第1話

「————え、いきなり過ぎない?」


「俺もそう思う」


 だって思ったのも今日の出来事だしなぁ……。


 その夜、アリスとルーナを部屋に読んだ俺は、二人の両親に挨拶に行くことを話した。予想通り、思っていたような反応が返ってきた。


「でも、実際結婚するんだからいづれ行かないといけないだろうし、なんだかんだ俺二人の両親と会ってないからな」


 結婚をする際に、両親に挨拶をしに行くのは常識。色々とやることも終わってるし、タイミングとしては充分だろう。


 それに————


「二人も、家族の様子とか気になるだろ?」


「……まぁ、そうね」


「そう、ですね。家族が大丈夫かどうか……邪神騒動の後処理で忙しかったですから」


 邪神騒動で、あの時邪神が生命力を吸い上げていた中には、王都に住んでいる二人の家族もいた。エリメラ様からの報告で、国民全員に命の危険がなかったことは伝えられていたけど、やっぱり心配だろう。


「だから、明日早速王都に向かおうと思うが……いいか?」


「はい、そういうことでしたら分かりました」


「着替えは絶対に準備したほうがいいわ。私のお父さん、絶対泊まるように言ってっ来るから」


「勿論、二日三日はいる予定だよ。一日目ルーナ、アリスは二日目の感じで」


 具体的な予定は決めていないが、多分家が近いほうから先に行くことになるな。


「それじゃ、明日に備えて寝るか」


「はい!……あの、久しぶりに一緒に寝ませんか?」


「そうね……最近、ご無沙汰してたし、ティルファを独占できる機会が減っていたものね」


 チラッとルーナが俺を見た。その視線は何故か下へ向かっていき————


「おい、明日挨拶行くって言ってるじゃん」


「大丈夫大丈夫。私たちの旦那様だもの————頑張って二回やりましょうね」


「ちょっとま————」








「うーん!いい朝ね!」


「そうだな……」


 あぁ……太陽が眩しい。あと眠い。


 その後、二回といわず五回くらい絞られた俺は、寝不足だった。元気に会話しているアリスたちを見て、何が違うのだろうと思う。だって寝たのほぼ同じ時間じゃん。


「久しぶりの旅、なんだかワクワクしますね」


「そうね。まぁ移動手段は転移魔法だから旅の醍醐味はほぼないけれど」


「馬車使ったら七日間かかるからな」


 帰ってきたあの時のように、二人に膝枕してもらいながら馬車に揺られるのも魅力的だが、あんまり時間はかけられない。
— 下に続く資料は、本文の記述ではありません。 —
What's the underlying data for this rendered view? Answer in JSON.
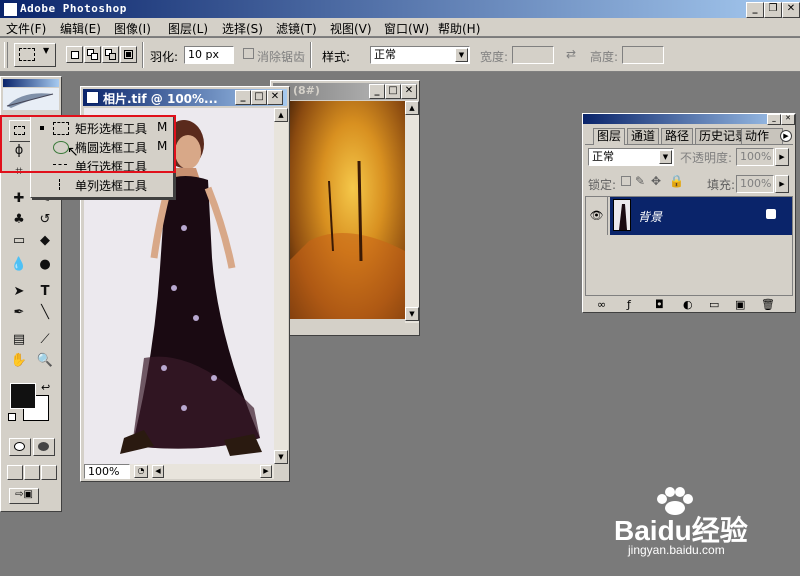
{
  "window": {
    "title": "Adobe Photoshop"
  },
  "menu": [
    "文件(F)",
    "编辑(E)",
    "图像(I)",
    "图层(L)",
    "选择(S)",
    "滤镜(T)",
    "视图(V)",
    "窗口(W)",
    "帮助(H)"
  ],
  "options": {
    "feather_label": "羽化:",
    "feather_value": "10 px",
    "antialias_label": "消除锯齿",
    "style_label": "样式:",
    "style_value": "正常",
    "width_label": "宽度:",
    "height_label": "高度:"
  },
  "flyout": {
    "items": [
      {
        "label": "矩形选框工具",
        "key": "M"
      },
      {
        "label": "椭圆选框工具",
        "key": "M"
      },
      {
        "label": "单行选框工具",
        "key": ""
      },
      {
        "label": "单列选框工具",
        "key": ""
      }
    ]
  },
  "doc1": {
    "title": "相片.tif @ 100%...",
    "zoom": "100%"
  },
  "doc2": {
    "title": "(8#)"
  },
  "layers_panel": {
    "tabs": [
      "图层",
      "通道",
      "路径",
      "历史记录",
      "动作"
    ],
    "blend_mode": "正常",
    "opacity_label": "不透明度:",
    "opacity_value": "100%",
    "lock_label": "锁定:",
    "fill_label": "填充:",
    "fill_value": "100%",
    "layer_name": "背景"
  },
  "watermark": {
    "brand": "Baidu经验",
    "url": "jingyan.baidu.com"
  },
  "colors": {
    "title_active": "#0a246a",
    "selection_box": "#e1101b",
    "layer_selected": "#0a246a"
  }
}
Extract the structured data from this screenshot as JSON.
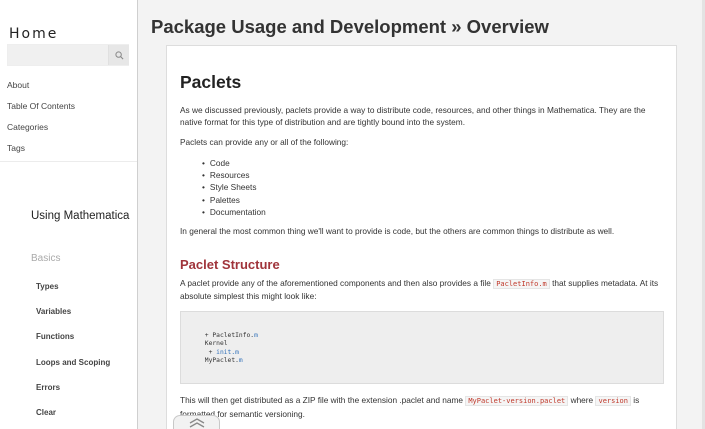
{
  "sidebar": {
    "site_title": "Home",
    "search": {
      "placeholder": "",
      "icon": "search-icon"
    },
    "nav_top": [
      "About",
      "Table Of Contents",
      "Categories",
      "Tags"
    ],
    "section_title": "Using Mathematica",
    "section_sub": "Basics",
    "nav_sub": [
      "Types",
      "Variables",
      "Functions",
      "Loops and Scoping",
      "Errors",
      "Clear"
    ]
  },
  "page": {
    "heading": "Package Usage and Development » Overview"
  },
  "article": {
    "title": "Paclets",
    "intro": "As we discussed previously, paclets provide a way to distribute code, resources, and other things in Mathematica. They are the native format for this type of distribution and are tightly bound into the system.",
    "provide_label": "Paclets can provide any or all of the following:",
    "bullets": [
      "Code",
      "Resources",
      "Style Sheets",
      "Palettes",
      "Documentation"
    ],
    "general": "In general the most common thing we'll want to provide is code, but the others are common things to distribute as well.",
    "structure_heading": "Paclet Structure",
    "structure_text_a": "A paclet provide any of the aforementioned components and then also provides a file ",
    "structure_code": "PacletInfo.m",
    "structure_text_b": " that supplies metadata. At its absolute simplest this might look like:",
    "code_lines": {
      "l1_prefix": " + PacletInfo.",
      "l1_ext": "m",
      "l2": " Kernel",
      "l3_prefix": "  + ",
      "l3_ext": "init.m",
      "l4_prefix": " MyPaclet.",
      "l4_ext": "m"
    },
    "zip_text_a": "This will then get distributed as a ZIP file with the extension .paclet and name ",
    "zip_code": "MyPaclet-version.paclet",
    "zip_text_b": " where ",
    "version_code": "version",
    "zip_text_c": " is formatted for semantic versioning."
  },
  "colors": {
    "accent_heading": "#a0343b",
    "code_inline": "#c0392b",
    "code_ext": "#2f6fb8"
  }
}
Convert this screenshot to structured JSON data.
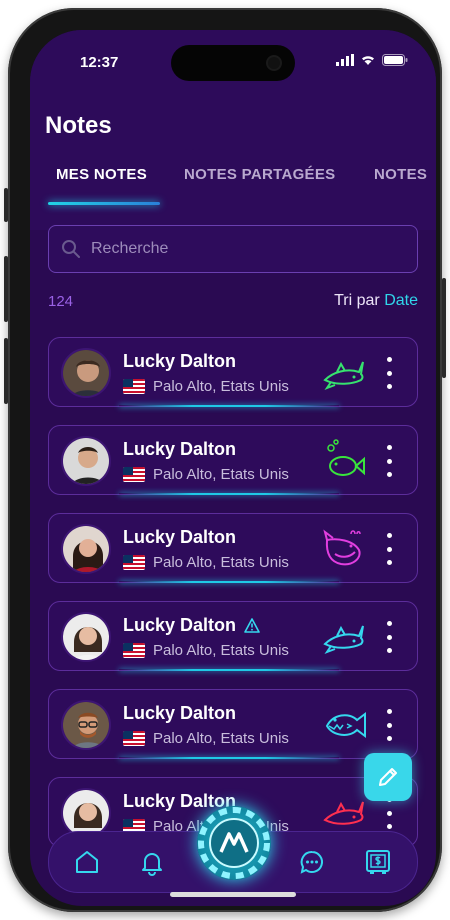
{
  "status_bar": {
    "time": "12:37"
  },
  "page": {
    "title": "Notes"
  },
  "tabs": [
    {
      "label": "MES NOTES",
      "active": true
    },
    {
      "label": "NOTES PARTAGÉES",
      "active": false
    },
    {
      "label": "NOTES",
      "active": false
    }
  ],
  "search": {
    "placeholder": "Recherche"
  },
  "list_meta": {
    "count": "124",
    "sort_label": "Tri par",
    "sort_value": "Date"
  },
  "notes": [
    {
      "name": "Lucky Dalton",
      "location": "Palo Alto, Etats Unis",
      "fish_icon": "shark-icon",
      "fish_color": "#36e36e",
      "warning": false
    },
    {
      "name": "Lucky Dalton",
      "location": "Palo Alto, Etats Unis",
      "fish_icon": "fish-icon",
      "fish_color": "#39e53c",
      "warning": false
    },
    {
      "name": "Lucky Dalton",
      "location": "Palo Alto, Etats Unis",
      "fish_icon": "whale-icon",
      "fish_color": "#e23ee0",
      "warning": false
    },
    {
      "name": "Lucky Dalton",
      "location": "Palo Alto, Etats Unis",
      "fish_icon": "shark-icon",
      "fish_color": "#35d8ee",
      "warning": true
    },
    {
      "name": "Lucky Dalton",
      "location": "Palo Alto, Etats Unis",
      "fish_icon": "piranha-icon",
      "fish_color": "#35d8ee",
      "warning": false
    },
    {
      "name": "Lucky Dalton",
      "location": "Palo Alto, Etats Unis",
      "fish_icon": "shark-icon",
      "fish_color": "#ff2f4f",
      "warning": false
    }
  ],
  "colors": {
    "accent": "#30d6ea",
    "background": "#2a0a52",
    "count": "#9a62e6"
  }
}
 なぜなら、二人の後にはラミュエールや、カレン、メリウスと大陸中を移動しなければいけないからだ。


 メリウスは国から追放されているが……まぁばれないでこっそりと行ってこっそり帰ってくるのなら問題ないだろう。あの国王もメリウスには会いたがっているだろうし。
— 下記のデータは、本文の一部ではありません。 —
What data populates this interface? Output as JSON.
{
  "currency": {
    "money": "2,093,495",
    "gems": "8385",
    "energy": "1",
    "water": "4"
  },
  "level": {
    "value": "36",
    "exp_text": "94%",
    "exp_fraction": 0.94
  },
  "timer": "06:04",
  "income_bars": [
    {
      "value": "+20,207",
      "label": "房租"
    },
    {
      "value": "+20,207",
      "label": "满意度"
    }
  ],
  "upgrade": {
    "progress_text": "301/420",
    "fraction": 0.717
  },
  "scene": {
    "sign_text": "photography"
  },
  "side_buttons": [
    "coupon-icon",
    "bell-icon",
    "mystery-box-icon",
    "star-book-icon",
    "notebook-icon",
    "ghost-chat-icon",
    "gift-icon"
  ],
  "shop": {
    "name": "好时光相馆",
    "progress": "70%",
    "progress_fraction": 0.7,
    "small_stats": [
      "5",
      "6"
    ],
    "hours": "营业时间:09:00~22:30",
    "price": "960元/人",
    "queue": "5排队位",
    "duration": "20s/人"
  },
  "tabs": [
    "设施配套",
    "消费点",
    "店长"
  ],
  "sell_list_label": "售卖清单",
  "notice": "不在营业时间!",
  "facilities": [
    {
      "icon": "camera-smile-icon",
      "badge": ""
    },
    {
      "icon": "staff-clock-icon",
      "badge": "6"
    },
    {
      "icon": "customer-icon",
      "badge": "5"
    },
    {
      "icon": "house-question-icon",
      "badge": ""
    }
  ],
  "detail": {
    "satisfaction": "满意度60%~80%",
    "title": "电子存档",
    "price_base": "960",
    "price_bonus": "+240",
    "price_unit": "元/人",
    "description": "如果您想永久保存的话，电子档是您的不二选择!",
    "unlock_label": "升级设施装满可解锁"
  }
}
 問題はラミュエールである。彼女の両親は既に他界しており、親代わりがあのおっさんどもなのだ。絶対に話し合い(物理)になるのは目に見えている。


「……あ、なんか憂鬱になってきた」


「どうしました?」


「いや、ラミュエールの挨拶を考えるとな……」


「……あぁ」


 アリスとルーナもあの時のことを思い出したのか、アリスは苦笑いを浮かべ、ルーナは遠い目をした。


「あの人たち、問答無用で襲ってきたものね」


「きっと、今回も荒れ狂う————いえ、この言葉で収まるでしょうか」


「確かに」


 荒れ狂うという生易しい言葉ではすまない。そんな気がした。